Sexual trauma can have a profound and lasting effect on every aspect of a survivor’s life. The physical and emotional injuries caused by sexual violence can be devastating and the road to recovery is often long and difficult.
According to a study published in the Journal of Traumatic Stress, sexual trauma confronts the individual with emotions and meanings that are extremely difficult to manage.
Despite the challenges, it is possible to heal from the aftermath of sexual abuse and reclaim your life. Here are three tips for beginning your journey towards healing and hope.
#1. Process your trauma
Accepting that you have undergone sexual trauma is one of the greatest first steps to reclaiming your life.
A study published in the Journal of Traumatic Stress states that a survivor must “come to understand the emotional impact of the trauma so that they are no longer preoccupied or driven by negative feelings, and must grapple with the meaning of the trauma until an adaptive resolution is achieved.”
Sexual trauma carries a stigma that can make you feel powerless or impure. However, remaining silent will only ossify your victim status and make recovery more challenging.
Reframing your experience and opening up about it is a way to come to terms with reality and regain control. You can start by:
- Journaling your experience. Penning down experiences can help you understand the events that transpired, thereby aiding the process of coping and healing.
- Assigning responsibility to the perpetrator. Holding the abuser responsible will prevent you from internalizing guilt. It will help you to deal with your feelings of guilt and shame that may stem from the aftermath of the traumatic experience. Remind yourself, “You did not cause what occurred to you and you are not at fault.”
#2. Work through your triggers
Triggers are external or internal reminders of your trauma. Triggers can lead to extreme emotional reactions such as panic attacks or flashbacks or physical illnesses like vomiting or blackouts.
- Identify your triggers. There are several common triggers that can affect survivors of sexual trauma, such as people or places associated with the trauma. Additionally, certain sights, sounds, or smells can also be triggering. Once you’ve identified your triggers, you’ll be able to notice them and respond to them more calmly. You can start by asking yourself questions like, “What makes me scared, upset, or nervous?”
- Pay attention to your body. Your body gives signals that prepare you for ‘flight or fight’ mode. Danger signals like feelings of tension, shortness of breath, hot flashes, and nausea are common consequences of sexual trauma. If you notice any of these, do not ignore them. Instead, try slowing down your breathing. Place one hand on your stomach and one on your chest as you breathe in. Then, hold your breath for a count of seven and exhale on the count of eight. Push out as much as you can. Repeat the cycle until you feel relaxed and calm.
- Reconnect with your body. A negative relationship with your body as a result of sexual trauma, though unfortunate, is a natural occurrence. It can make appreciating or valuing your body challenging. Re-establishing a connection with your body might help you accept and take charge of it. Rhythmic movements such as dancing, walking, and yoga can help you relax your muscles and calm your nerves. In addition, mindfulness meditation can help you embrace your present experience and accept it without judgment.
#3. Lean on your support system
According to a study published in the Journal of Community Psychology, social support plays a crucial role in coping with sexual trauma.
Surveying a sample of over 400 sexual abuse survivors, the researchers found that approximately two-thirds of victims told someone about the assault. Some told a close friend or relative. Others consulted with police, mental health professionals, clergy, or rape crisis centers. Regardless of who they told, the researchers found that an overwhelming majority of the victims found it helpful to confide in someone else.

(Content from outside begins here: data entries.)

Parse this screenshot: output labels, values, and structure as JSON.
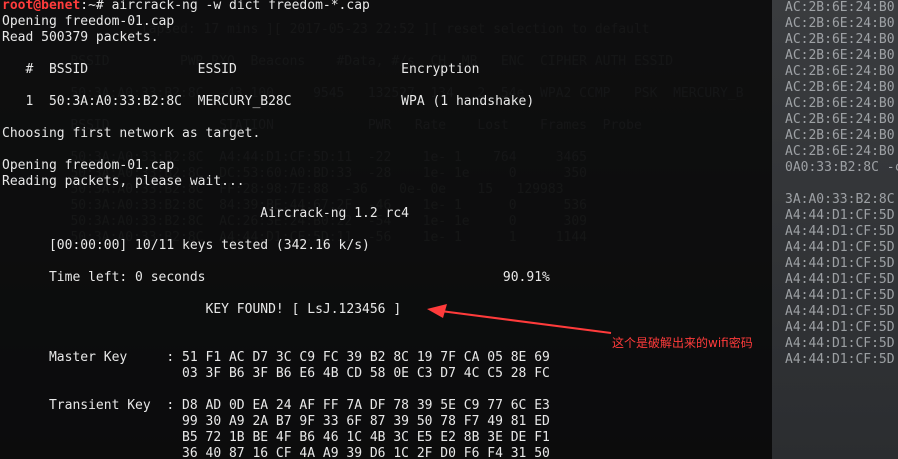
{
  "prompt": {
    "user": "root@benet",
    "rest": ":~# aircrack-ng -w dict freedom-*.cap"
  },
  "terminal_lines": [
    "Opening freedom-01.cap",
    "Read 500379 packets.",
    "",
    "   #  BSSID              ESSID                     Encryption",
    "",
    "   1  50:3A:A0:33:B2:8C  MERCURY_B28C              WPA (1 handshake)",
    "",
    "Choosing first network as target.",
    "",
    "Opening freedom-01.cap",
    "Reading packets, please wait...",
    "",
    "                                 Aircrack-ng 1.2 rc4",
    "",
    "      [00:00:00] 10/11 keys tested (342.16 k/s)",
    "",
    "      Time left: 0 seconds                                      90.91%",
    "",
    "                          KEY FOUND! [ LsJ.123456 ]",
    "",
    "",
    "      Master Key     : 51 F1 AC D7 3C C9 FC 39 B2 8C 19 7F CA 05 8E 69",
    "                       03 3F B6 3F B6 E6 4B CD 58 0E C3 D7 4C C5 28 FC",
    "",
    "      Transient Key  : D8 AD 0D EA 24 AF FF 7A DF 78 39 5E C9 77 6C E3",
    "                       99 30 A9 2A B7 9F 33 6F 87 39 50 78 F7 49 81 ED",
    "                       B5 72 1B BE 4F B6 46 1C 4B 3C E5 E2 8B 3E DE F1",
    "                       36 40 87 16 CF 4A A9 39 D6 1C 2F D0 F6 F4 31 50"
  ],
  "background_lines": [
    "                  lapsed: 17 mins ][ 2017-05-23 22:52 ][ reset selection to default",
    "",
    "         BSSID         PWR RXQ  Beacons    #Data, #/s  CH  MB   ENC  CIPHER AUTH ESSID",
    "",
    "         50:3A:A0:33:B2:8C  -43 100     9545   132527  134   2  54e  WPA2 CCMP   PSK  MERCURY_B",
    "",
    "         BSSID              STATION            PWR   Rate    Lost    Frames  Probe",
    "",
    "         50:3A:A0:33:B2:8C  A4:44:D1:CF:5D:11  -22    1e- 1    764     3465",
    "         50:3A:A0:33:B2:8C  DC:53:60:A0:BD:33  -28    1e- 1e     0      350",
    "         50:3A:A0:33:B2:8C  FF:28:98:7E:88  -36    0e- 0e    15   129983",
    "         50:3A:A0:33:B2:8C  84:39:BE:44:67:2F  -46    1e- 1      0      536",
    "         50:3A:A0:33:B2:8C  AC:26:3E:24:B0:22  -54    1e- 1e     0      309",
    "         50:3A:A0:33:B2:8C  A4:44:D1:CF:5D:11  -56    1e- 1      1     1144"
  ],
  "background_right": [
    "AC:2B:6E:24:B0",
    "AC:2B:6E:24:B0",
    "AC:2B:6E:24:B0",
    "AC:2B:6E:24:B0",
    "AC:2B:6E:24:B0",
    "AC:2B:6E:24:B0",
    "AC:2B:6E:24:B0",
    "AC:2B:6E:24:B0",
    "AC:2B:6E:24:B0",
    "AC:2B:6E:24:B0",
    "0A0:33:B2:8C -c",
    "",
    "3A:A0:33:B2:8C",
    "A4:44:D1:CF:5D",
    "A4:44:D1:CF:5D",
    "A4:44:D1:CF:5D",
    "A4:44:D1:CF:5D",
    "A4:44:D1:CF:5D",
    "A4:44:D1:CF:5D",
    "A4:44:D1:CF:5D",
    "A4:44:D1:CF:5D",
    "A4:44:D1:CF:5D",
    "A4:44:D1:CF:5D"
  ],
  "annotation": {
    "text": "这个是破解出来的wifi密码",
    "color": "#ff3b3b"
  }
}
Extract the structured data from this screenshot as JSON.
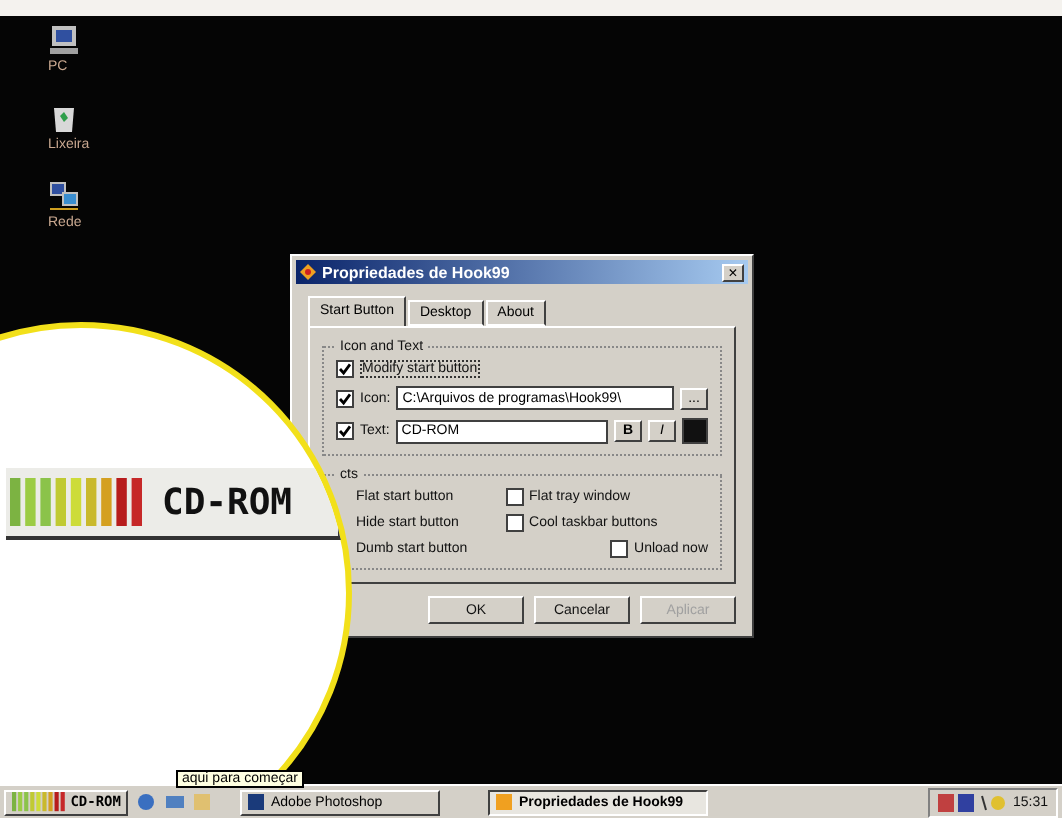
{
  "desktop_icons": [
    {
      "label": "PC",
      "kind": "computer"
    },
    {
      "label": "Lixeira",
      "kind": "bin"
    },
    {
      "label": "Rede",
      "kind": "network"
    }
  ],
  "dialog": {
    "title": "Propriedades de Hook99",
    "close": "×",
    "tabs": [
      {
        "label": "Start Button",
        "selected": true
      },
      {
        "label": "Desktop",
        "selected": false
      },
      {
        "label": "About",
        "selected": false
      }
    ],
    "icon_text_group": {
      "label": "Icon and Text",
      "modify": {
        "label": "Modify start button",
        "checked": true
      },
      "icon": {
        "label": "Icon:",
        "checked": true,
        "value": "C:\\Arquivos de programas\\Hook99\\",
        "browse": "..."
      },
      "text": {
        "label": "Text:",
        "checked": true,
        "value": "CD-ROM",
        "bold": "B",
        "italic": "I",
        "color": "#111111"
      }
    },
    "effects_group": {
      "label": "cts",
      "items": [
        {
          "label": "Flat start button",
          "kind": "label"
        },
        {
          "label": "Flat tray window",
          "kind": "checkbox",
          "checked": false
        },
        {
          "label": "Hide start button",
          "kind": "label"
        },
        {
          "label": "Cool taskbar buttons",
          "kind": "checkbox",
          "checked": false
        },
        {
          "label": "Dumb start button",
          "kind": "label"
        },
        {
          "label": "Unload now",
          "kind": "checkbox",
          "checked": false
        }
      ]
    },
    "buttons": [
      {
        "label": "OK",
        "disabled": false
      },
      {
        "label": "Cancelar",
        "disabled": false
      },
      {
        "label": "Aplicar",
        "disabled": true
      }
    ]
  },
  "magnifier": {
    "start_label": "CD-ROM"
  },
  "taskbar": {
    "start_label": "CD-ROM",
    "tooltip": "aqui para começar",
    "tasks": [
      {
        "label": "Adobe Photoshop",
        "selected": false
      },
      {
        "label": "Propriedades de Hook99",
        "selected": true
      }
    ],
    "clock": "15:31"
  }
}
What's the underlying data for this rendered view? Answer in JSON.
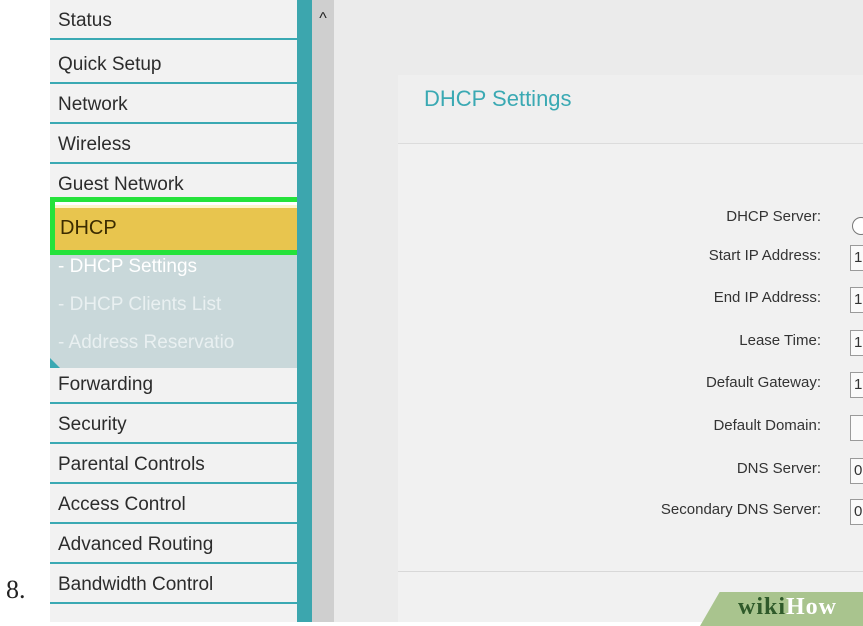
{
  "step_number": "8.",
  "sidebar": {
    "items_top": [
      "Status",
      "Quick Setup",
      "Network",
      "Wireless",
      "Guest Network"
    ],
    "selected": "DHCP",
    "subitems": [
      "- DHCP Settings",
      "- DHCP Clients List",
      "- Address Reservatio"
    ],
    "items_bottom": [
      "Forwarding",
      "Security",
      "Parental Controls",
      "Access Control",
      "Advanced Routing",
      "Bandwidth Control"
    ]
  },
  "scrollbar": {
    "up_arrow": "^"
  },
  "main": {
    "panel_title": "DHCP Settings",
    "form": {
      "labels": [
        "DHCP Server:",
        "Start IP Address:",
        "End IP Address:",
        "Lease Time:",
        "Default Gateway:",
        "Default Domain:",
        "DNS Server:",
        "Secondary DNS Server:"
      ],
      "values": [
        "",
        "1",
        "1",
        "1",
        "1",
        "",
        "0",
        "0"
      ]
    }
  },
  "watermark": {
    "part1": "wiki",
    "part2": "How"
  },
  "colors": {
    "accent": "#3aa9b3",
    "highlight": "#e8c54e",
    "focus_border": "#25e23b"
  }
}
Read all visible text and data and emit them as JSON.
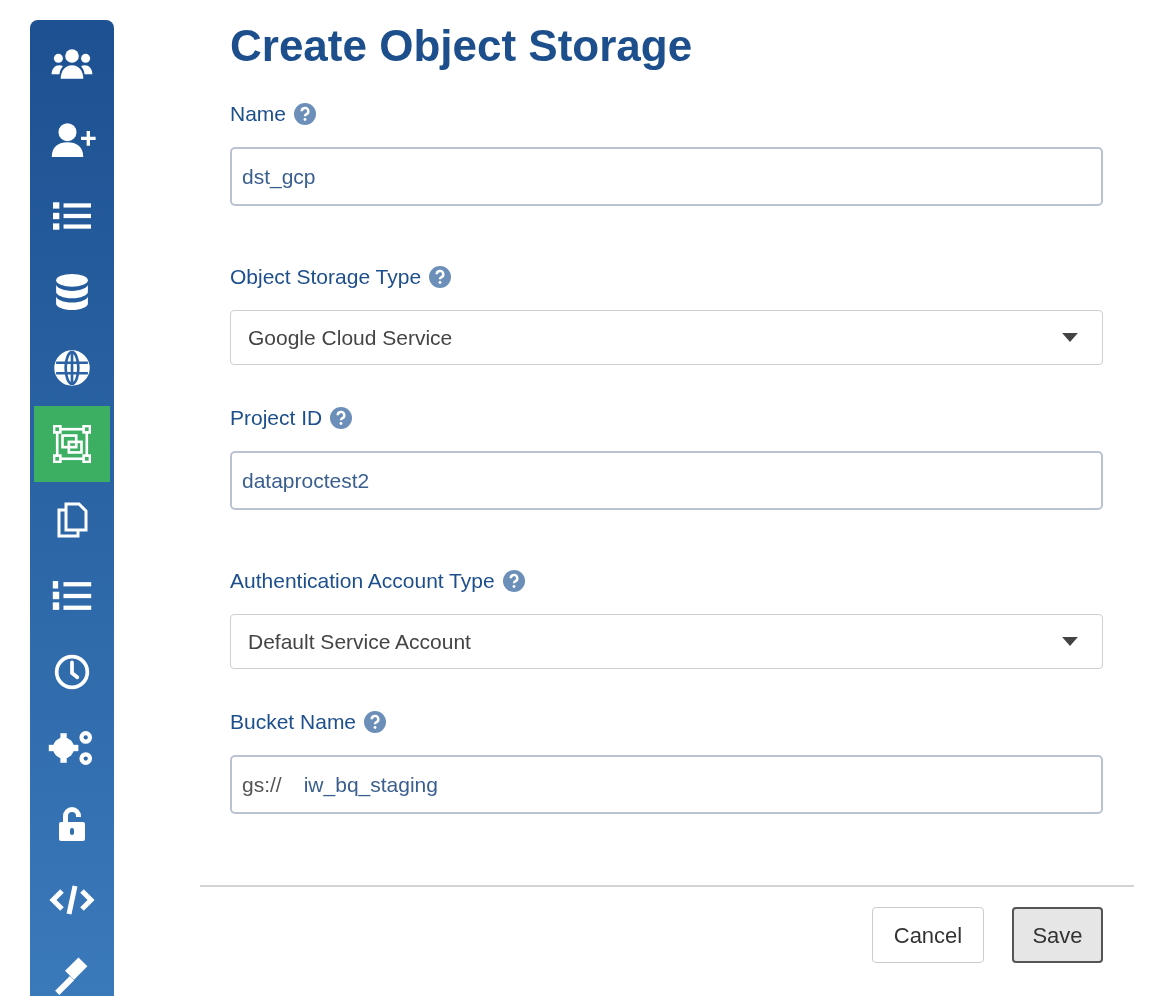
{
  "sidebar": {
    "items": [
      {
        "selected": false
      },
      {
        "selected": false
      },
      {
        "selected": false
      },
      {
        "selected": false
      },
      {
        "selected": false
      },
      {
        "selected": true
      },
      {
        "selected": false
      },
      {
        "selected": false
      },
      {
        "selected": false
      },
      {
        "selected": false
      },
      {
        "selected": false
      },
      {
        "selected": false
      },
      {
        "selected": false
      }
    ]
  },
  "title": "Create Object Storage",
  "fields": [
    {
      "kind": "text",
      "label": "Name",
      "value": "dst_gcp"
    },
    {
      "kind": "select",
      "label": "Object Storage Type",
      "value": "Google Cloud Service"
    },
    {
      "kind": "text",
      "label": "Project ID",
      "value": "dataproctest2"
    },
    {
      "kind": "select",
      "label": "Authentication Account Type",
      "value": "Default Service Account"
    },
    {
      "kind": "prefixed",
      "label": "Bucket Name",
      "prefix": "gs://",
      "value": "iw_bq_staging"
    }
  ],
  "buttons": [
    {
      "label": "Cancel",
      "kind": "default"
    },
    {
      "label": "Save",
      "kind": "primary"
    }
  ]
}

Given this, you may try the following:
- Join a support group. Having people who can relate to your experience can help you regain control. It not only validates your experience but also helps you accept the trauma and heal in a safe and supportive space.
- Lean on your close friends and families. Though challenging, it may be a good idea to choose a close circle of people who will be empathetic and understanding. Knowing that you have someone to talk to, always, will be a gentle reminder that you are not alone in your recovery.
- Seek professional help. Talking to a professional counselor or therapist will ensure that you have the tools and coping mechanisms you need to work through your trauma and triggers.
Sexual trauma is a life-changing event, but it doesn’t have to control your life. With time, patience, and the right support system, you can begin to heal the wounds of sexual trauma and reclaim your life.